Les travaux de Jean-Baptiste-Marcellesi traitant des "langues polynomiques", montrent comment l'enchevêtrement du politique, du social et du linguistique, ne sont qu'une autre forme de pouvoir qui s'exerce sur ces langues minorées et qui contribue à renforcer le pouvoir et la dominance, injustifiée, d'une langue sur une autre.

De ceci en retiendra que le pouvoir de la langue ne s'exerce pas seulement sur ses utilisateurs, mais le dépasse pour atteindre les autres idiomes linguistiques qui entrent en concurrence avec elle. La théories du "malentendu linguistique" ou du "code élaboré et restreint" de Basil Bernstein, a démontré comment la réussite de "la classe dominante", peut être attribué au niveau de maitrise des instruments d'expression symboliques en usage dans la société et entérinés à l'école. Les personnes défavorisés n'ayant par recours, dans leur quotidien, à un parler plus ou moins élaboré ou nuancé, sont prédestinés à l'échec scolaire. Ce manque qui empêche toute promotion sociale, démontre cette flagrante inégalité face à la langue. Car, bien que les choix de la variété du langage soit théoriquement libre, ils sont en fait socialement déterminés: selon qu'ils sont ou non reconnus par la langue du pouvoir en vigueur.

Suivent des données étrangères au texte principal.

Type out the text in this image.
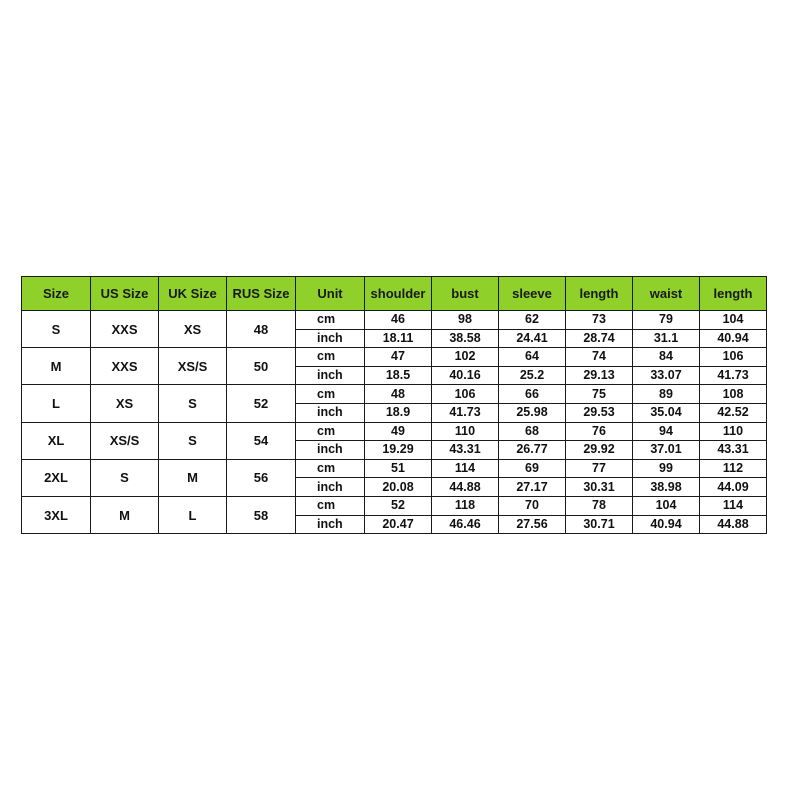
Size	US Size	UK Size	RUS Size	Unit	shoulder	bust	sleeve	length	waist	length
S	XXS	XS	48	cm	46	98	62	73	79	104
				inch	18.11	38.58	24.41	28.74	31.1	40.94
M	XXS	XS/S	50	cm	47	102	64	74	84	106
				inch	18.5	40.16	25.2	29.13	33.07	41.73
L	XS	S	52	cm	48	106	66	75	89	108
				inch	18.9	41.73	25.98	29.53	35.04	42.52
XL	XS/S	S	54	cm	49	110	68	76	94	110
				inch	19.29	43.31	26.77	29.92	37.01	43.31
2XL	S	M	56	cm	51	114	69	77	99	112
				inch	20.08	44.88	27.17	30.31	38.98	44.09
3XL	M	L	58	cm	52	118	70	78	104	114
				inch	20.47	46.46	27.56	30.71	40.94	44.88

Un bref aperçu historique suffit à démontrer la relation étroite qu'entretient la langue avec le processus d'ascension au pouvoir. Depuis l'antiquité grecque, les détenteurs de la parole et de l'art de la rhétorique se vouaient à un destin glorieux au sein de la cité. la maitrise du discours et des structures de l'argumentation faisaient toute la différence entre les Élus et le Peuple. La qualité des travaux sur le discours et le langage que nous a légué cette époque, manifeste le grand intérêt accordé au pouvoir de la langue et de sa maitrise et par là-même au pouvoir alloué à ses détenteurs.

Dans ce sens le mythe de l'Hercule gaulois, vient illustrer notre propos, lequel, par le biais des chaines d'or reliant sa bouche aux oreilles de ses auditeurs symbolise "la force du verbe qui unit les membres de la communauté". Cette métaphore, pleine de sens, montre l'intérêt du langage et de l'impact qu'il peut avoir sur l'autre. C'est cette association à la souveraineté de la langue qui nous servira de transition pour rappeler les grandes figures de notre ère, qui grâce au discours, ont pu mobiliser, à tort ou à raison, des nations toutes entières sous le charme ou l'éloquence de leurs propos. L'exemple du tristement célèbre Hitler, qui a réussi à rassembler l'Allemagne autour de la même idée égocentrique qu'est la "race suprême", illustre assez bien l'idée du pouvoir/langue.

langage et pouvoir est un thème qui s'impose à nous de par sa force et sa faculté à se glisser dans tous les domaines ou l'homme existe; cependant, dès qu'on essaie de l'apprivoiser, on s'aperçoit que les évidences se métamorphosent en illusions, sans pour autant que les liens entre l'actualisation de la parole et assujettissement cessent de paraitre.

Barthes a donc simplement souligné l'aspect répressif de toute langue en examinant la langue classique, qu'il a œuvré a dénoncer à cause du fait qu'elle écrase les exclus qui n'ont pas "la maitrise du logos", qu'elle vole leur langage propre et le substitut par celui du pouvoir.